Vincent Bolloré: "il faut se confronter à la réalité des marchés financiers"

Le dirigeant du groupe Bolloré compte introduire en Bourse son activité de batterie électrique. Il explique à BFM Business que cette manœuvre doit surtout permettre de voir ce que pensent les financiers de cette activité.

Julien Marion
Le 05/12/2012 à 9:08
Vincent Bolloré voit l'introduction en Bourse de l'activité véhicule électrique et batterie comme un "test" pour son groupe (Reuters)

BOLLORE

Cela fait désormais un an que Vincent Bolloré a lancé la Bluecar, ce véhicule électrique utilisé pour le service de voiture en libre-service, Autolib, dans les rues de Paris.

Vincent Bolloré a expliqué ce mercredi 5 décembre sur BFM Business son modèle, qui repose sur la location à ses clients et non la vente: "notre expérience de fabricant de voitures a dix-huit mois, ce qui est peu. Pour le moment, nous pensons qu’il est plus raisonnable de louer les voitures". Quitte à revoir sa copie d'ici quelques années, le temps d'évaluer les progrès accomplis.

Le choix est par ailleurs stratégique, car louer ces voitures via Autolib, constitue "un 'stress-test' formidable", étant donné les conditions d'utilisation du véhicule. Ainsi "850 000 personnes se sont mises au volant, et ont accompli 12 kilomètres", depuis un an, note-t-il.

Le marché financier pour "se confronter à la réalité"

Autolib constituerait donc un banc d'essai pour les modèles électriques de Bolloré. Mais désormais, le patron pense à un autre type de tests pour son actvité batterie et véhicules électriques: les marchés financiers, via une introduction en Bourse.

"De la même façon qu’on a un jour sorti notre voiture et notre batterie pour la mettre dans la rue, avec Autolib, nous allons  maintenant nous confronter à la réalité des financiers", c’est-à-dire "savoir ce que eux pensent" de cette activité, explique Vincent Bolloré.

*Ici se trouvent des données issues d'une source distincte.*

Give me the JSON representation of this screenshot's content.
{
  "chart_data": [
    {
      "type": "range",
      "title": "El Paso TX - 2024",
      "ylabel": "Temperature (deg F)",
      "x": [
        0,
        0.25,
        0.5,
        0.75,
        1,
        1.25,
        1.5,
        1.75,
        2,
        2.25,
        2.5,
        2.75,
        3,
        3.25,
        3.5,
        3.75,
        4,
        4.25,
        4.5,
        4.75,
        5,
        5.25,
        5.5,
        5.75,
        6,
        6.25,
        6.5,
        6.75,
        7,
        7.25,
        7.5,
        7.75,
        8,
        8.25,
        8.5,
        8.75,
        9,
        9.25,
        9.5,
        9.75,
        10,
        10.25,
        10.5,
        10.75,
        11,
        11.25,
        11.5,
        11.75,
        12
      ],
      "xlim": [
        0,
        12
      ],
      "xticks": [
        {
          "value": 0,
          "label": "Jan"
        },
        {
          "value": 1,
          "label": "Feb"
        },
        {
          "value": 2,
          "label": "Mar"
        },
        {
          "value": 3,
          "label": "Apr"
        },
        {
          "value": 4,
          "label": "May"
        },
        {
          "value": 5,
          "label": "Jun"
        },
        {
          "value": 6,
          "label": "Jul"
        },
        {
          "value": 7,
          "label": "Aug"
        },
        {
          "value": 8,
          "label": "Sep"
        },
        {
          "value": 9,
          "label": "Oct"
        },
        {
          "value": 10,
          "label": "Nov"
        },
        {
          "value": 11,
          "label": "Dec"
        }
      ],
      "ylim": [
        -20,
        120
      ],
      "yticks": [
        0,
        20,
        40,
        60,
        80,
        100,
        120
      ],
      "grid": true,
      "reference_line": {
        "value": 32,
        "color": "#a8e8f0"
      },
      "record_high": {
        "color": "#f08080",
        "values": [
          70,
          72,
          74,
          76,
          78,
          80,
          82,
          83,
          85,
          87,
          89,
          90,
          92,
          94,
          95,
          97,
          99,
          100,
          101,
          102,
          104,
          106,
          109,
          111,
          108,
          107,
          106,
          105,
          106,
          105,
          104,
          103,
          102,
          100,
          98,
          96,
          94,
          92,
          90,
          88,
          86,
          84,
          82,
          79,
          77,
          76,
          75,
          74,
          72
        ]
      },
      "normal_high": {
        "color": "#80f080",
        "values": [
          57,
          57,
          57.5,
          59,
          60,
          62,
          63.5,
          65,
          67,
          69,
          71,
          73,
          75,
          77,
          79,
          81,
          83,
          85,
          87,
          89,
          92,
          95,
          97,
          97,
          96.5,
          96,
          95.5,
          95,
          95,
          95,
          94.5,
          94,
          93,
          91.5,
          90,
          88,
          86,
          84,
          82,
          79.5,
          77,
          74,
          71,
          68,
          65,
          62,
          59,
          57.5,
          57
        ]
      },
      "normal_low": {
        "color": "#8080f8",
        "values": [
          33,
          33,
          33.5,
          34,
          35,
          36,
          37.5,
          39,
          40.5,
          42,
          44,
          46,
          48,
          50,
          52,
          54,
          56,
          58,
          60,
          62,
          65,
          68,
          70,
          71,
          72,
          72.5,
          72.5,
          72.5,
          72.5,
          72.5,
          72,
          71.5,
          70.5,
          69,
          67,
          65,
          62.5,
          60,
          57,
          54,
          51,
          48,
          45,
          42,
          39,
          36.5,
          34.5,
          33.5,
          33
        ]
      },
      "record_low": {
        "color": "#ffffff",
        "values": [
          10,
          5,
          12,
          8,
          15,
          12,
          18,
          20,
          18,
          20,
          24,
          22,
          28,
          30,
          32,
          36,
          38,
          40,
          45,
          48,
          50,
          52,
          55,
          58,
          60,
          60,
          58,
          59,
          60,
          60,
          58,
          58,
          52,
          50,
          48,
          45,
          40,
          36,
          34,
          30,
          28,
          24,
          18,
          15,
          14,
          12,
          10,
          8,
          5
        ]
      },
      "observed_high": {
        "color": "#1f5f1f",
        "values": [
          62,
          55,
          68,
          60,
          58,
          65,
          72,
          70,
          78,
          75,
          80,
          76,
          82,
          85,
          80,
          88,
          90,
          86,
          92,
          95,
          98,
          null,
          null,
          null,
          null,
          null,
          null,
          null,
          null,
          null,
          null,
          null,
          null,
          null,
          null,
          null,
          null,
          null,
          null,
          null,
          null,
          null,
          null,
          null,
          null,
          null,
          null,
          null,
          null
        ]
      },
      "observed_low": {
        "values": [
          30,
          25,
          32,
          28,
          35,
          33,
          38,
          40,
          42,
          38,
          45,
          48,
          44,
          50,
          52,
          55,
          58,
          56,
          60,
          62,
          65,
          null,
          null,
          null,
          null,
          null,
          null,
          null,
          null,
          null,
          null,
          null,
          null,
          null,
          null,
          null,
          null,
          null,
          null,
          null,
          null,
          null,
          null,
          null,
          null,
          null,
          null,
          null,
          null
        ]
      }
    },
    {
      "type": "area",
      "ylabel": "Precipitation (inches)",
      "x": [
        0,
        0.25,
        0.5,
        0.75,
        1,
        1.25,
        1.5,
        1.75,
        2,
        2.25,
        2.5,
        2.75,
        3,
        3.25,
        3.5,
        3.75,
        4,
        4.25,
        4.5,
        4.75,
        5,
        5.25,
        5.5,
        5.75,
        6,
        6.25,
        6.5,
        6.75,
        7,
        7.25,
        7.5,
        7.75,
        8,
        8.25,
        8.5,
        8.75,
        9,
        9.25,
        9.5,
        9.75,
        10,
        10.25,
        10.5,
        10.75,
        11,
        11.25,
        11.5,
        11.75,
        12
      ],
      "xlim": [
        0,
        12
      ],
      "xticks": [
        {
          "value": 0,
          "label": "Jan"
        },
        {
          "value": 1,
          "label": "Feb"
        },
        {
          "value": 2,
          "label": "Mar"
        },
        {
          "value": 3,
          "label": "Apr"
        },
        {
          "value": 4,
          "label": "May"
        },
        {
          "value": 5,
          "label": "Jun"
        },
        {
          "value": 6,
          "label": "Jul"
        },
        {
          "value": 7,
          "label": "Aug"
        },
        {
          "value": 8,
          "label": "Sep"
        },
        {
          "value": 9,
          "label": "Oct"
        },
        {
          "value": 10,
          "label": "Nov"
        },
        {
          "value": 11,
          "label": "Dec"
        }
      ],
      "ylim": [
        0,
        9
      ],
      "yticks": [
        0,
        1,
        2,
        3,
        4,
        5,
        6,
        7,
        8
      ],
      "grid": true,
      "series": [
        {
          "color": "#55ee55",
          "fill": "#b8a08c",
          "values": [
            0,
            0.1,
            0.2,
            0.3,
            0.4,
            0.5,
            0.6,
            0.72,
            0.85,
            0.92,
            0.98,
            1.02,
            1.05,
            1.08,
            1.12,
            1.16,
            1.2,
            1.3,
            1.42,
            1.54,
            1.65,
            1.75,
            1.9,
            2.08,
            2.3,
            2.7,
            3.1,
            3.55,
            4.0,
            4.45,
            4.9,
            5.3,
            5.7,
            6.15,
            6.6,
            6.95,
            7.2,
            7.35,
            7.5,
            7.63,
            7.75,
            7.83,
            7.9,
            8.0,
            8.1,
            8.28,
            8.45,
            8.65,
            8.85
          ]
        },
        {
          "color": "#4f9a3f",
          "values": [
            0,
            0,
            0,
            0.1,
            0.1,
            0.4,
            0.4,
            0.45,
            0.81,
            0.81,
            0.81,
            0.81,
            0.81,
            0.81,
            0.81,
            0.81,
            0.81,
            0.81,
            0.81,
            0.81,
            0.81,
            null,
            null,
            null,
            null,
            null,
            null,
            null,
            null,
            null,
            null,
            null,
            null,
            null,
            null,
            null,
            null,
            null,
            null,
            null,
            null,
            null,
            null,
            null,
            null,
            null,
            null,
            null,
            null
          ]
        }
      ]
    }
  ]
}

Il assure ainsi que cette introduction en Bourse, qui représenterait moins de 10% de l'activité batterie et véhicule électrique, ne doit pas assurer le "financement" mais faire en sorte que les ingénieurs aient l’avis des financiers sur l'ensemble de ce métier. "Il ne faut pas éviter de passer devant le thermomètre qui est le marché financier", conclut Vincent Bolloré.